The book organizes generative recommendation approaches by modality:

  • ID-based / collaborative-style signals
  • Text-based / NLP models
  • Multimodal foundation models

Evaluation is broader now

The book emphasizes that evaluation is no longer just about accuracy:

  • Ranking quality still matters
  • But so do:
    • Hallucination
    • Latency
    • Safety
    • Robustness
    • Other system-level metrics

System composition matters

Many modern recommender pipelines are hybrid, such as:

  • Retrieval-augmented generation systems
  • Recommendation modules plus LLM reasoning
  • Tool-using agents with external data access

That makes evaluation more difficult, since you may need both:

  • End-to-end evaluation
  • Module-wise evaluation

Mitigating Risk and Building Better Systems

Practical ways to improve reliability

  • Prompt-level techniques: few-shot examples, in-context guidance
  • Fine-tuning / alignment: train models toward trust and safety goals
  • Safety layers: stronger guardrails and refusal behavior
  • Task-specific controls: especially important in high-stakes domains

Key idea

Once you know the desired behavior, you can align the model more closely to it—but that usually requires additional training and ongoing safety work.

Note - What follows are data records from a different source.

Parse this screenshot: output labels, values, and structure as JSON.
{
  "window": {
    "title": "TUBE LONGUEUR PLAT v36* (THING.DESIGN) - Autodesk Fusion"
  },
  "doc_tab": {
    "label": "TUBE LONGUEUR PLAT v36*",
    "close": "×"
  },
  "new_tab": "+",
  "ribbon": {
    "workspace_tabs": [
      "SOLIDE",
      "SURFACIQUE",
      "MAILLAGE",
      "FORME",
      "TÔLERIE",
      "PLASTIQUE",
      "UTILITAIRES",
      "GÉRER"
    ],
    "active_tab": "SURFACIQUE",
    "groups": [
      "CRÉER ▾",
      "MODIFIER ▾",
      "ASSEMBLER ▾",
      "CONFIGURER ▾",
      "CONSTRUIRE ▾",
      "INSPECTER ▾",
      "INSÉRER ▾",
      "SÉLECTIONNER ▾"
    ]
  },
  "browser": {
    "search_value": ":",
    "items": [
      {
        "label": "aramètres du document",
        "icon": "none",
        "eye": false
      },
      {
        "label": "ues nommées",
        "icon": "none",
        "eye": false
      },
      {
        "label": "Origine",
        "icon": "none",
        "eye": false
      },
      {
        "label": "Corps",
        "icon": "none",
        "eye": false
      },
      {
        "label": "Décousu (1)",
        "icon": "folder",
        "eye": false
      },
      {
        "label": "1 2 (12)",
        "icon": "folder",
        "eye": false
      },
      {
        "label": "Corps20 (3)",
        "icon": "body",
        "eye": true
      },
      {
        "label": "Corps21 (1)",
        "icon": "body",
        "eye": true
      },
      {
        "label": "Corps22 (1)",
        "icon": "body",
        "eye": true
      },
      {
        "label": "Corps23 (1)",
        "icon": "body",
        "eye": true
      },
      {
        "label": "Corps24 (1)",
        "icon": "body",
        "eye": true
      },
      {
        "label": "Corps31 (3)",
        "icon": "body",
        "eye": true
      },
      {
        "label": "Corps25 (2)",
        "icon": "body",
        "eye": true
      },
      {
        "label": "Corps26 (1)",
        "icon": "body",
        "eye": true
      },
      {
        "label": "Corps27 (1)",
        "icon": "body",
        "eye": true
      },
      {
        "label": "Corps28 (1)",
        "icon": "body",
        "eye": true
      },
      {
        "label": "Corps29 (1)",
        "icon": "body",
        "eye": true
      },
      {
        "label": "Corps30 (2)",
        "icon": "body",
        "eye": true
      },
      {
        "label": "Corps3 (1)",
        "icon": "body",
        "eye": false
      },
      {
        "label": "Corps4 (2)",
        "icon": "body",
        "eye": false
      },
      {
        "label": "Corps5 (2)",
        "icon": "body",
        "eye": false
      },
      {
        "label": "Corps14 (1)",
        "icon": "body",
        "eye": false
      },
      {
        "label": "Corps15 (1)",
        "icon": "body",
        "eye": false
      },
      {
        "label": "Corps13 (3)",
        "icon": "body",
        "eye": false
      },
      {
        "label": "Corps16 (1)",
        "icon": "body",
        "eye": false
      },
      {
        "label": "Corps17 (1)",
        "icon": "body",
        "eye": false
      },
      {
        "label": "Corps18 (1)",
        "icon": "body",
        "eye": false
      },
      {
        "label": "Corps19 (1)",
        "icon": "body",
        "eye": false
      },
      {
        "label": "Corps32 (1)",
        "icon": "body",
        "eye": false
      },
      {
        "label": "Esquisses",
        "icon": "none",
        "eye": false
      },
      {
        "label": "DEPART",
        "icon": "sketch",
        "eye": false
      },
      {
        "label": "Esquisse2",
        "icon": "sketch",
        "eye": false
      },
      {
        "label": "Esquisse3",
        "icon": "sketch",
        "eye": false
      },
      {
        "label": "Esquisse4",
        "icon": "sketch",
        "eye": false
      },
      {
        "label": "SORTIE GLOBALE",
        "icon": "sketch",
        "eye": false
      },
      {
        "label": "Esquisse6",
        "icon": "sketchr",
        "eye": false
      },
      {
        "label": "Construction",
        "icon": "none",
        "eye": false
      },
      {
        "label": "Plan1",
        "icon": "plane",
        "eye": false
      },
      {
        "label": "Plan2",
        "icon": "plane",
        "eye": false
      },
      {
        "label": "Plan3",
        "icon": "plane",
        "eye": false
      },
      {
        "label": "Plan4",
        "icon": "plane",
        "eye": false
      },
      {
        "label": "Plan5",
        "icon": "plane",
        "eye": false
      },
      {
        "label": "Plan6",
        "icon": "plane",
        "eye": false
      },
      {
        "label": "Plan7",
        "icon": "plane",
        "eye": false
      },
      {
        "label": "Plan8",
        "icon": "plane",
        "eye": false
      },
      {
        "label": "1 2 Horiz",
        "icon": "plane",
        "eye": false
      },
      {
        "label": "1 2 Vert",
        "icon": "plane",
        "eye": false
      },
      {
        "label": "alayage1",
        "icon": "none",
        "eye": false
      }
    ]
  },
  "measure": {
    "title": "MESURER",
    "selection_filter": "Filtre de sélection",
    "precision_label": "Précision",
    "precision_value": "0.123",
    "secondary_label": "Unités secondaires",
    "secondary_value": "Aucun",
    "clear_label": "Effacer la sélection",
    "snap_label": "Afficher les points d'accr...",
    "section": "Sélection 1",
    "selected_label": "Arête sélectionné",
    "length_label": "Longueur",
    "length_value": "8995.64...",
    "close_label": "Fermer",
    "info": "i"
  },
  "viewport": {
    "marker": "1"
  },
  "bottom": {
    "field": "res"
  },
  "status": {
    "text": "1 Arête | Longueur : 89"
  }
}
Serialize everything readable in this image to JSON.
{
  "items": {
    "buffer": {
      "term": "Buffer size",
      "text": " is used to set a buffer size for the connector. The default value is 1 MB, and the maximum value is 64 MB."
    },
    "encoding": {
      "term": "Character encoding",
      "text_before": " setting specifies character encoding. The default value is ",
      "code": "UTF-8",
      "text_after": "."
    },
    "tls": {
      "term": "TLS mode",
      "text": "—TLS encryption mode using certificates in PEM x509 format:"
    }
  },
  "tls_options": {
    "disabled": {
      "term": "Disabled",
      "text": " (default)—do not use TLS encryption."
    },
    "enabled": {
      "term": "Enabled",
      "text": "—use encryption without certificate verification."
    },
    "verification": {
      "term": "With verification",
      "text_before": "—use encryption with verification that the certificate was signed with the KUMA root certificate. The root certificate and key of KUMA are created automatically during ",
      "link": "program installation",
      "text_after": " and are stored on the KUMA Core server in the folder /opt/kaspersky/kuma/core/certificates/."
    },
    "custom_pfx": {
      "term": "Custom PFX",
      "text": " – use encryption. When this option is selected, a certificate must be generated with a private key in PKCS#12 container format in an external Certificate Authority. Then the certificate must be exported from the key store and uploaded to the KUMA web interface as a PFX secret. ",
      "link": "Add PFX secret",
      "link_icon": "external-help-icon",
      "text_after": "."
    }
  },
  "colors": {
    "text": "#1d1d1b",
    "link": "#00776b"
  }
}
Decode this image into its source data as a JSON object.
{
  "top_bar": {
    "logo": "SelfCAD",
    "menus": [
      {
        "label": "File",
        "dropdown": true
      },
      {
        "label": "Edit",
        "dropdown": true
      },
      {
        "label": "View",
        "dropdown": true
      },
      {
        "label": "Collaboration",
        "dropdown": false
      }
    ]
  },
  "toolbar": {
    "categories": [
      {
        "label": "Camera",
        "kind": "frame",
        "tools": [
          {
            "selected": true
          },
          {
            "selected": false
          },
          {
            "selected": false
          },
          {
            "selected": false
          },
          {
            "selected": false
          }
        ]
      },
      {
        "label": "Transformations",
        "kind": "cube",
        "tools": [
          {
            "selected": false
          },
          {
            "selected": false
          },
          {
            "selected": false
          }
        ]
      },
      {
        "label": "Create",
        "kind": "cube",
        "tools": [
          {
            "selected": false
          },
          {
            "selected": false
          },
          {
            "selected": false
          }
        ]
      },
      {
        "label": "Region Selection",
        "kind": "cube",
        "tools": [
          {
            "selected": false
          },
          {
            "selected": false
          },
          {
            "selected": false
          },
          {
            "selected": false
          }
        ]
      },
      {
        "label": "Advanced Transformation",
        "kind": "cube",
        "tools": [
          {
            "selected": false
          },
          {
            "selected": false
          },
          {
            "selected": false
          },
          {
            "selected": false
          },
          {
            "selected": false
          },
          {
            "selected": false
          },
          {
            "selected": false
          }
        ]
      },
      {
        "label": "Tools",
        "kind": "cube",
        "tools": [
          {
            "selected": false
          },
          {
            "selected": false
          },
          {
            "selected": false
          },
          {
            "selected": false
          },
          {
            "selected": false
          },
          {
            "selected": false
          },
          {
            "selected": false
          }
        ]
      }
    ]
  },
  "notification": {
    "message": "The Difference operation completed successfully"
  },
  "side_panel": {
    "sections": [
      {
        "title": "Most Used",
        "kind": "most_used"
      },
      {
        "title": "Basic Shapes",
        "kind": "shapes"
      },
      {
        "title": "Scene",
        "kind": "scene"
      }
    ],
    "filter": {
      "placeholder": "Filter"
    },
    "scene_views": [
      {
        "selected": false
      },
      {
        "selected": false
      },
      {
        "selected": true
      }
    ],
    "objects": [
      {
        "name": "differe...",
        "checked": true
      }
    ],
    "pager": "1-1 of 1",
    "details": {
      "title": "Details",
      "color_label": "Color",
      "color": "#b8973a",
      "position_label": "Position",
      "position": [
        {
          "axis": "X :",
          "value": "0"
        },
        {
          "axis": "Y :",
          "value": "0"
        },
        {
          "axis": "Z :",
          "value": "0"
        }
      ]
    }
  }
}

What’s Next for Yashar Deldjoo

  • Continuing work on the trustworthiness of recommender systems
  • Extending the generative recommender systems book
  • Writing an educational book on generative AI and language agents
  • Developing practical materials, including Python exercises, for students and practitioners

Notable Themes

The future is hybrid

The episode repeatedly reinforces that the future of recommender systems is likely not “LLMs instead of recommenders,” but rather:

  • LLMs plus recommenders
  • Agents plus collaborative filtering
  • Tool use plus memory plus ranking

Autonomy is increasing

Deldjoo frames the field as moving from:

  • passive systems
  • to interactive systems
  • to autonomous agents
  • and eventually toward more general agentic behavior

Memory is a major differentiator

The ability to remember user preferences and past interactions is one of the most promising and human-like aspects of agentic recommenders.

Bottom Line

This episode presents agentic AI as the next major evolution in recommender systems. Classic ranking models still matter, but LLM-powered agents can add conversation, memory, tool use, and multi-step reasoning. The biggest challenges ahead are not just performance, but trust, safety, hallucination control, and evaluation.